Longer term it's going to be interesting to see what if anything RISC-V changes. Right now they're filling a role that ARM occupied about 20 years ago being primarily an alternative for cheap and medium power devices, but just like ARM they've got the potential to duke it out in the desktop space with the right backing. It would for instance be an interesting move if Microsoft partnered with a company like HiFive to produce a truly high end RISC-V CPU similar to Apples M1/M2.

[-] Ugurcan@lemmy.world 6 points 7 months ago* (last edited 7 months ago)

Producing a really high end CPU just be muscle flexing. Anybody can do that. Having apps run on it is a whole another story.

What Apple done right with M1 was not producing a powerful Arm CPU, but having old apps run on it so everyday people won’t be thrown into an unknown territory.

I’m too, looking forward to RISCV’s expansion though. MS could just skip ARM and adopt the better platform.

[-] orclev@lemmy.world 2 points 7 months ago

Producing a really high end CPU just be muscle flexing. Anybody can do that. Having apps run on it is a whole another story.

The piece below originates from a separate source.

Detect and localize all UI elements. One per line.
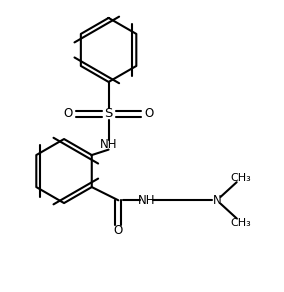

You say that, but nobody has actually done so. HiFive has produced some CPUs that would qualify as extremely low end desktop CPUs, but nothing that can compete with even middle of the road processors like an i5 or a Ryzen 5. As for apps, it would be pretty trivial to get a huge swath of Linux apps running on it, and if there was enough of a base and demand you'd see companies producing RISC-V binaries as well (much like they're starting to for ARM). For emulation layers I'm sure something could be done, QEMU if nothing else could probably be used.

[-] xnx@slrpnk.net 2 points 7 months ago

Does RISC-V have the better power/heat management that ARM has? Would be interesting in intel goes all in RISC

[-] orclev@lemmy.world 5 points 7 months ago* (last edited 7 months ago)

Yes, technically speaking ARM is RISC, just a different flavor of it from RISC-V. They're effectively siblings. x86 on the other hand (and AMD64) are CISC processors. CISC provides compact programs at the cost of a more complicated (and therefore more power hungry) CPU. That said this is a gross oversimplification and no modern CPU is entirely RISC or CISC under the covers. Both ARM and x86 end up looking quite similar to each other when you dig into them, with x86 producing microcode from its instruction set that is effectively RISC, and ARM introducing some decidedly CISC looking instructions.

The reality is the relative power hungry-ness of the architectures doesn't really come down to RISC vs. CISC as much as it does x86 providing backwards compatibility to literally decades of bad decisions. If x86 could jettison backwards compatibility and ditch all but the latest and greatest of its instruction set it would be able to compete watt for watt with ARM easily, but that's a tradeoff customers are unwilling to engage with as it would render large swaths of software incompatible.